Ein Trauma kann sich unter anderem wie folgt äußern [vgl. 3 und 4]:

  • emotionale Flashbacks / Trigger
  • tyrannischer innerer Kritiker
  • toxische Scham
  • Selbstaufgabe
  • fragiles Selbstwertgefühl
  • Bindungsunfähigkeit
  • Entwicklungshemmungen
  • Beziehungsprobleme
  • drastische Stimmungsschwankungen
  • Dissoziation
  • leicht erregbare Kampf-oder-Flucht-Reaktion
  • Überempfindlichkeit gegen Belastungen
  • Suizidgedanken
  • Hypervigilanz (übermäßige Wachsamkeit)
  • flache und unvollständige Atmung
  • permanent erhöhter Adrenalinspiegel
  • Panzerung, d.h. chronische Muskelanspannung
  • Unfähigkeit, voll präsent, entspannt und geerdet im eigenen Körper zu ruhen
  • Schlafstörungen durch Überaktivierung
  • Verdauungsstörungen
  • physiologische Schäden durch exzessive Selbstbehandlung mit Essen, Alkohol oder Drogen
  • Alpträume und nächtliche Angstattacken
  • Panikattacken, Ängste und Phobien
  • übertriebene oder verminderte sexuelle Aktivität
  • Gedächtnisverlust und Vergesslichkeit
  • verminderte emotionale Reaktionen
  • chronische Müdigkeit
  • Probleme mit dem Immunsystem
  • Überempfindlichkeit gegenüber Sinneseindrücken
  • Fehlfunktionen der Schilddrüse
  • psychosomatische Erkrankungen wie Kopfschmerz, Migräne, Nacken- und Rückenprobleme
  • chronische Schmerzen
  • Fibromyalgie
  • Asthma
  • Hautbeschwerden
  • starkes prämenstruelles Syndrom
  • Depression und Gefühle von drohendem Unheil
  • Gefühle von Getrenntsein, Entfremdung und Isolation

Und natürlich sind Traumata auch sehr oft der Grund für weitere psychische Diagnosen, denen in erster Linie eine posttraumatische Belastungsstörung  zugrunde liegt.

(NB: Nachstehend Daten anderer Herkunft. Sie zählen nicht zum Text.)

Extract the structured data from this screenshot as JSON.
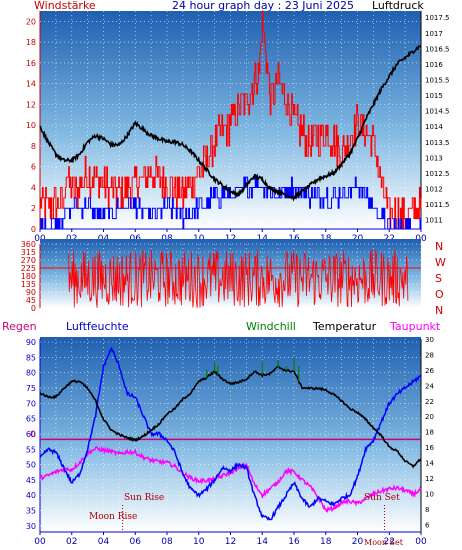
{
  "header": {
    "left": "Windstärke",
    "title": "24 hour graph day : 23 Juni 2025",
    "right": "Luftdruck"
  },
  "compass": [
    "N",
    "W",
    "S",
    "O",
    "N"
  ],
  "legend": {
    "regen": "Regen",
    "luftfeuchte": "Luftfeuchte",
    "windchill": "Windchill",
    "temperatur": "Temperatur",
    "taupunkt": "Taupunkt"
  },
  "markers": {
    "zero_label": "0",
    "sun_rise": "Sun Rise",
    "moon_rise": "Moon Rise",
    "sun_set": "Sun Set",
    "moon_set": "Moon Set"
  },
  "colors": {
    "wind_gust": "#ff0000",
    "wind_avg": "#0000ff",
    "pressure": "#000000",
    "direction": "#ff0000",
    "humidity": "#0000ff",
    "temperature": "#000000",
    "dewpoint": "#ff00ff",
    "windchill": "#008000",
    "rain": "#cc0077",
    "axis_left": "#cc0000",
    "axis_humidity": "#0000cc",
    "header_title": "#0000aa"
  },
  "chart_data": [
    {
      "type": "line",
      "name": "wind_and_pressure",
      "x_ticks": [
        "00",
        "02",
        "04",
        "06",
        "08",
        "10",
        "12",
        "14",
        "16",
        "18",
        "20",
        "22",
        "00"
      ],
      "y_left": {
        "ticks": [
          0,
          2,
          4,
          6,
          8,
          10,
          12,
          14,
          16,
          18,
          20
        ],
        "range": [
          0,
          21
        ]
      },
      "y_right": {
        "ticks": [
          "1011",
          "1011.5",
          "1012",
          "1012.5",
          "1013",
          "1013.5",
          "1014",
          "1014.5",
          "1015",
          "1015.5",
          "1016",
          "1016.5",
          "1017",
          "1017.5"
        ],
        "range": [
          1010.7,
          1017.7
        ]
      },
      "series": [
        {
          "key": "wind_gust",
          "x": [
            0,
            1.5,
            1.6,
            2.2,
            3,
            4,
            5,
            6,
            7,
            8,
            9,
            10,
            11,
            12,
            13,
            13.8,
            14,
            14.5,
            15,
            15.5,
            16,
            17,
            18,
            19,
            20,
            21,
            21.5,
            22,
            23,
            24
          ],
          "y": [
            2,
            2,
            5,
            3,
            5,
            4,
            3,
            4,
            5,
            4,
            3,
            5,
            8,
            10,
            12,
            15,
            20,
            12,
            14,
            12,
            10,
            8,
            9,
            7,
            10,
            8,
            4,
            1,
            1,
            2
          ]
        },
        {
          "key": "wind_avg",
          "x": [
            0,
            1.5,
            2,
            3,
            4,
            5,
            6,
            7,
            8,
            9,
            10,
            11,
            12,
            13,
            14,
            15,
            16,
            17,
            18,
            19,
            20,
            21,
            22,
            24
          ],
          "y": [
            0,
            1,
            2,
            2,
            1,
            2,
            2,
            1,
            2,
            1,
            2,
            3,
            3,
            4,
            4,
            3,
            4,
            3,
            3,
            3,
            4,
            2,
            0,
            0
          ]
        },
        {
          "key": "pressure",
          "x": [
            0,
            0.5,
            1,
            1.5,
            2,
            2.5,
            3,
            3.5,
            4,
            4.5,
            5,
            5.5,
            6,
            6.5,
            7,
            7.5,
            8,
            8.5,
            9,
            9.5,
            10,
            10.5,
            11,
            11.5,
            12,
            12.5,
            13,
            13.5,
            14,
            14.5,
            15,
            15.5,
            16,
            16.5,
            17,
            17.5,
            18,
            18.5,
            19,
            19.5,
            20,
            20.5,
            21,
            21.5,
            22,
            22.5,
            23,
            23.5,
            24
          ],
          "y": [
            1014,
            1013.5,
            1013.1,
            1012.9,
            1012.9,
            1013.1,
            1013.5,
            1013.7,
            1013.6,
            1013.4,
            1013.4,
            1013.7,
            1014.1,
            1013.9,
            1013.7,
            1013.6,
            1013.5,
            1013.5,
            1013.4,
            1013.2,
            1012.9,
            1012.6,
            1012.3,
            1012.1,
            1011.9,
            1011.8,
            1012.1,
            1012.4,
            1012.3,
            1012.0,
            1011.9,
            1011.8,
            1011.7,
            1011.9,
            1012.1,
            1012.3,
            1012.4,
            1012.5,
            1012.8,
            1013.1,
            1013.6,
            1014.2,
            1014.7,
            1015.2,
            1015.6,
            1016.0,
            1016.2,
            1016.4,
            1016.6
          ]
        }
      ]
    },
    {
      "type": "line",
      "name": "wind_direction",
      "x_ticks": [
        "00",
        "02",
        "04",
        "06",
        "08",
        "10",
        "12",
        "14",
        "16",
        "18",
        "20",
        "22",
        "00"
      ],
      "y_left": {
        "ticks": [
          0,
          45,
          90,
          135,
          180,
          225,
          270,
          315,
          360
        ],
        "range": [
          0,
          360
        ]
      },
      "series": [
        {
          "key": "direction",
          "x": [
            1.8,
            23.2
          ],
          "y_range": [
            0,
            330
          ],
          "reference_line": 225
        }
      ]
    },
    {
      "type": "line",
      "name": "temp_humidity",
      "x_ticks": [
        "00",
        "02",
        "04",
        "06",
        "08",
        "10",
        "12",
        "14",
        "16",
        "18",
        "20",
        "22",
        "00"
      ],
      "y_left": {
        "ticks": [
          30,
          35,
          40,
          45,
          50,
          55,
          60,
          65,
          70,
          75,
          80,
          85,
          90
        ],
        "range": [
          28,
          91
        ]
      },
      "y_right": {
        "ticks": [
          6,
          8,
          10,
          12,
          14,
          16,
          18,
          20,
          22,
          24,
          26,
          28,
          30
        ],
        "range": [
          5,
          30
        ]
      },
      "rain_zero_line": 17,
      "series": [
        {
          "key": "humidity",
          "x": [
            0,
            0.5,
            1,
            1.5,
            2,
            2.5,
            3,
            3.5,
            4,
            4.5,
            5,
            5.5,
            6,
            6.5,
            7,
            7.5,
            8,
            8.5,
            9,
            9.5,
            10,
            10.5,
            11,
            11.5,
            12,
            12.5,
            13,
            13.5,
            14,
            14.5,
            15,
            15.5,
            16,
            16.5,
            17,
            17.5,
            18,
            18.5,
            19,
            19.5,
            20,
            20.5,
            21,
            21.5,
            22,
            22.5,
            23,
            23.5,
            24
          ],
          "y": [
            52,
            55,
            54,
            49,
            44,
            47,
            55,
            66,
            82,
            88,
            82,
            73,
            72,
            66,
            60,
            60,
            58,
            54,
            47,
            42,
            40,
            42,
            45,
            49,
            48,
            50,
            49,
            40,
            33,
            32,
            36,
            40,
            44,
            39,
            36,
            39,
            38,
            37,
            39,
            40,
            46,
            55,
            58,
            64,
            70,
            73,
            75,
            77,
            79
          ]
        },
        {
          "key": "temperature",
          "x": [
            0,
            0.5,
            1,
            1.5,
            2,
            2.5,
            3,
            3.5,
            4,
            4.5,
            5,
            5.5,
            6,
            6.5,
            7,
            7.5,
            8,
            8.5,
            9,
            9.5,
            10,
            10.5,
            11,
            11.5,
            12,
            12.5,
            13,
            13.5,
            14,
            14.5,
            15,
            15.5,
            16,
            16.5,
            17,
            17.5,
            18,
            18.5,
            19,
            19.5,
            20,
            20.5,
            21,
            21.5,
            22,
            22.5,
            23,
            23.5,
            24
          ],
          "y": [
            23,
            22.5,
            22.5,
            23.6,
            24.5,
            24.5,
            23.6,
            22,
            19.6,
            18.2,
            17.6,
            17.2,
            16.9,
            17.4,
            18.2,
            19,
            20.3,
            21,
            22.2,
            23,
            24.5,
            25,
            25.8,
            24.8,
            24.2,
            24.4,
            24.8,
            25.8,
            25.3,
            25.5,
            26.4,
            25.9,
            25.8,
            23.7,
            23.6,
            23.6,
            23.4,
            22.8,
            22,
            21,
            20.5,
            19.6,
            18.5,
            17.5,
            16,
            15.5,
            14.2,
            13.5,
            14.5
          ]
        },
        {
          "key": "dewpoint",
          "x": [
            0,
            0.5,
            1,
            1.5,
            2,
            2.5,
            3,
            3.5,
            4,
            4.5,
            5,
            5.5,
            6,
            6.5,
            7,
            7.5,
            8,
            8.5,
            9,
            9.5,
            10,
            10.5,
            11,
            11.5,
            12,
            12.5,
            13,
            13.5,
            14,
            14.5,
            15,
            15.5,
            16,
            16.5,
            17,
            17.5,
            18,
            18.5,
            19,
            19.5,
            20,
            20.5,
            21,
            21.5,
            22,
            22.5,
            23,
            23.5,
            24
          ],
          "y": [
            12,
            12.3,
            12.8,
            13.1,
            13.1,
            14,
            15.2,
            15.8,
            15.6,
            15.4,
            15.1,
            15.4,
            15.3,
            14.7,
            14.3,
            14.1,
            14,
            13.5,
            12.6,
            12,
            11.6,
            11.7,
            11.8,
            12.3,
            12.7,
            13.2,
            13.7,
            11.2,
            9.8,
            10.6,
            11.5,
            12.9,
            12.8,
            11.8,
            10.9,
            9.6,
            7.8,
            8.1,
            8.8,
            9,
            8.7,
            9.3,
            9.9,
            10.3,
            10.6,
            10.7,
            10.4,
            9.9,
            10.5
          ]
        },
        {
          "key": "windchill",
          "x": [
            10.5,
            11,
            11.2,
            13.5,
            14,
            15,
            15.5,
            16,
            16.3
          ],
          "y": [
            26,
            27,
            26.5,
            26,
            27,
            27.3,
            26.5,
            27.5,
            26.5
          ]
        }
      ]
    }
  ]
}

(1)  Cornelia Elbrecht (2011): Die Wandlungsreise, Der Prozess des Geführten Zeichnens - eine initiatische Kunsttherapie, Johanna Nordländer Verlag, Rütte.

(2) Cornelia Elbrecht (2018): Healing trauma with guided drawing - A sensimotor art therapy approach to bilateral body mapping, North atlantic books, Berkeley, California.

(3) Pete Walker (2023): Posttraumatische Belastungsstörung, vom Überleben zu neuem Leben, Narayana Verlag, Kandern.

(4) Peter A. Levine (2023): Vom Trauma befreien, Kösel-Verlag, München.